Confluent cell cultures were detached using trypsin-ethylenediamine tetraacetic acid (Invitrogen), pelleted, and resuspended in serum-free culture medium. Cells were then plated into 48-well dishes (3.4 × 104 cells/well) in 200 μl and were transfected with equal amounts of reporter plasmids. The reporter plasmids used in this study included the κB reporter (BD Biosciences, Mississauga, ON, Canada), comprising four tandem repeats of the κB response element upstream of the firefly luciferase reporter sequence and a type II collagen enhancer luciferase reporter (Sox9 reporter) containing four repeats of the 48-base-pair minimal enhancer of the type II collagen gene (pGL3 (4 × 48)) . Each minimal enhancer sequence contains a binding site for Sox9. Multiple repeats of the minimal enhancer are required for optimal firefly luciferase expression . Cells were transfected with 20 μl serum-free media containing the equivalent of 0.156 μg Sox9 reporter or NFκB reporter and 0.352 μl Fugene 6 transfection reagent (Roche Diagnostics Corporation, Indianapolis, IN, USA). In all experiments, chondrocytes were co-transfected with a 0.002 μg renilla luciferase plasmid (pRL-CMV; Thermo Fisher Scientific) to control for transfection efficiency. Cultures were transfected for 4 hours prior to addition of 200 μl foetal bovine serum containing media.
After overnight incubation, the media was aspirated off from the transfected cultures and replaced with serum-free media. Cultures were treated as indicated above and collected using Passive Lysis Buffer (Thermo Fisher Scientific) as directed by the manufacturer. Luciferase activity was measured using the Dual Luciferase Assay System (Thermo Fisher Scientific) in an L-max II microplate reader (Molecular Devices, Sunnyvale, CA, USA). Tanscription-factor-regulated firefly luciferase units were adjusted relative to constitutive cytomegalovirus-regulated renilla luciferase units obtained in control DMSO-treated, U0124-treated or U0126-treated cultures. Data were log-transformed prior to analysis by Student's t tests and one-way analysis of variance using Graphpad Software v. 4 (Graphpad Software).
Electrophoretic mobility shift assays
Binding of nuclear protein complexes to the κB or Egr-1 cognate elements was determined as previously described [10, 12]. The double-stranded oligodeoxynucleotides (ODNs) containing the κB cognate sequence (5'-AGTTGAGGGGACTTTCCCAGG-3'), the Egr cognate sequence (5'-GGATCCAGCGGGGGCGAGCGGGGGCGA-3') and the Egr mutant sequence (5'-GGATCCAGCTAGGGCGAGCTAGGGCGA-3') were purchased from Santa Cruz Biotechnology.

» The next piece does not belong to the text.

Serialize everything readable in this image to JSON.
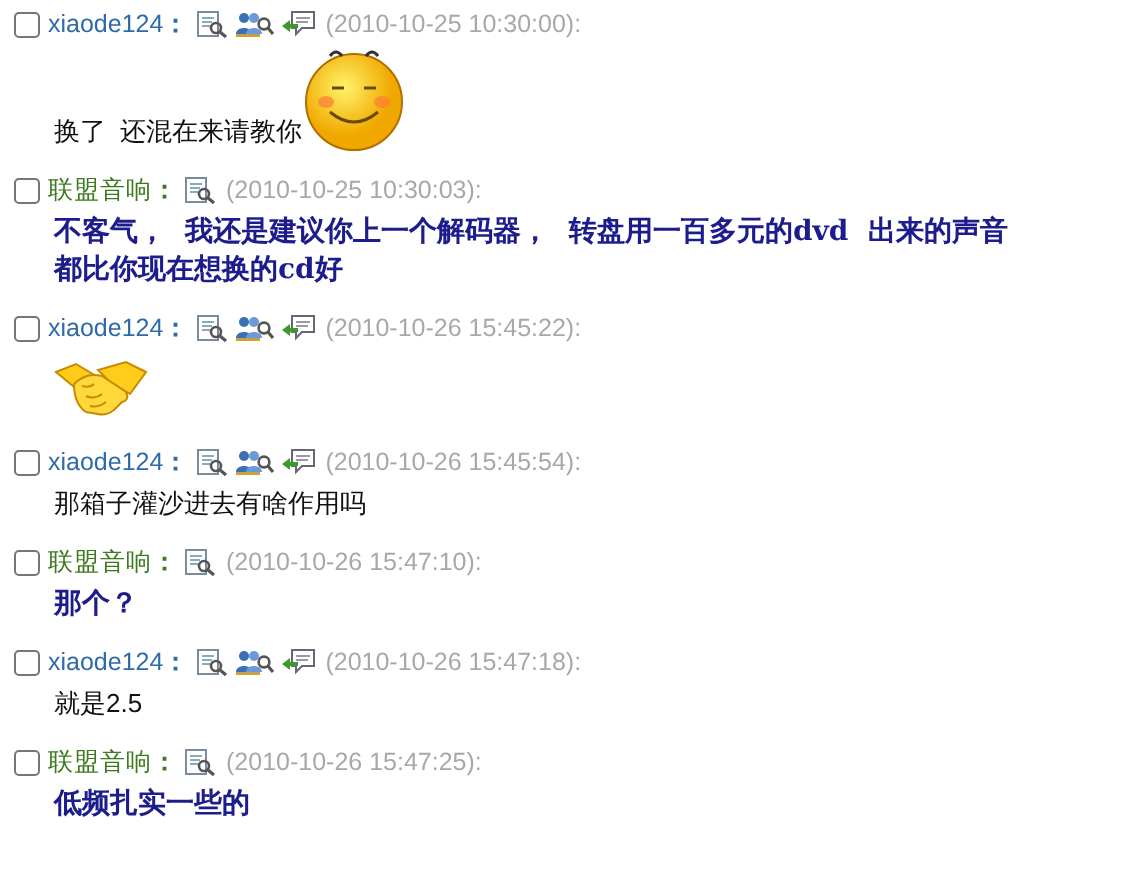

Competition assays were performed by adding 100-fold molar excess of unlabelled probe to the nuclear extract-labelled probe mixture. Antibody interference assays were performed by adding 2 μg antibody against Egr-1 (specific) or NFκB (nonspecific) 1 hour prior to the addition of nuclear extract to the buffered radiolabelled DNA. Samples were loaded into 4% polyacrylamide gels and were electrophoresed for 3.5 hours. Following electrophoresis, gels were dried and exposed to Amersham Hyperfilm-MP (GE Healthcare Bio-Sciences Inc.) at -80°C.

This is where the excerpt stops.